A Bamako, des militaires étaient postés dimanche matin autour d’une clinique où a été admis la veille le ministre de la Défense Sadio Camara, selon une source médicale et des témoins.
Selon des habitants, la résidence du ministre à Kati, ville voisine de Bamako et fief de la junte au pouvoir, a été en grande partie détruite par une forte explosion. Son entourage a démenti des allégations selon lesquelles M. Camara était blessé.
Dans la capitale, les accès menant aux installations militaires sont bloqués par des barrières et des pneus, a constaté un journaliste de l’AFP.

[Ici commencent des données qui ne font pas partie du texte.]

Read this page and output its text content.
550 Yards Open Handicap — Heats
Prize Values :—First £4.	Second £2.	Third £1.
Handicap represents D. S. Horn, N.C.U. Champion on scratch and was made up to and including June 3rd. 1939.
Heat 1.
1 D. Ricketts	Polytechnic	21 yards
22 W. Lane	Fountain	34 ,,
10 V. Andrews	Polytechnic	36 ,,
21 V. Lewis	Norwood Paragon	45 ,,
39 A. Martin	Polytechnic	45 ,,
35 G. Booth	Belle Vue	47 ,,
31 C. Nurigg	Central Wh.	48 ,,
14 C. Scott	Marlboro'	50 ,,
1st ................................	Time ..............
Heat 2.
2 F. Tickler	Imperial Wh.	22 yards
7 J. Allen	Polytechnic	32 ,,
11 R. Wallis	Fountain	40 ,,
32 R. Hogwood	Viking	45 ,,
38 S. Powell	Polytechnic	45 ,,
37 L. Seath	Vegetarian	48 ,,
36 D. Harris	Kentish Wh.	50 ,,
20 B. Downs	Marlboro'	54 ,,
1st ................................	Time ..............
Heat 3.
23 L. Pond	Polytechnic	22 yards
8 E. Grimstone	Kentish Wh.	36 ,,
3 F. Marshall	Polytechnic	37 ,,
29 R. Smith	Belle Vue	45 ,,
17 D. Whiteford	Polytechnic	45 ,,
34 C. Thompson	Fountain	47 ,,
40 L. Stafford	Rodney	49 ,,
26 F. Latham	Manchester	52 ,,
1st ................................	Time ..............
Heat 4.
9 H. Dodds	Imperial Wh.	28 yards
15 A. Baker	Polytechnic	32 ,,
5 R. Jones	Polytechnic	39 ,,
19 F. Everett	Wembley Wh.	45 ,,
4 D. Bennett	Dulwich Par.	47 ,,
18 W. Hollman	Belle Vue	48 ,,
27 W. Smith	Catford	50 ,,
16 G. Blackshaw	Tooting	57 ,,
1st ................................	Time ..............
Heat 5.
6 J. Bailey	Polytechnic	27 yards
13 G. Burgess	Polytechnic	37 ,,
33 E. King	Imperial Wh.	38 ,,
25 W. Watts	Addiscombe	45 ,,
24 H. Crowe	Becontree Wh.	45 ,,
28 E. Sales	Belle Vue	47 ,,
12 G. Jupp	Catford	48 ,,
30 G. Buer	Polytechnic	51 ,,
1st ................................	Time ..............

Dans le quartier périphérique de Sénou qui abrite l’aéroport et théâtre de violents combats la veille, le climat reste marqué par l’inquiétude. « Je sens encore des détonations dans mes oreilles. C’est traumatisant ». a déclaré un habitant.
A Kati, le calme est revenu après que « les jihadistes ont quitté les lieux mais nous nous vivons dans la peur », a affirmé dimanche à l’AFP un habitant.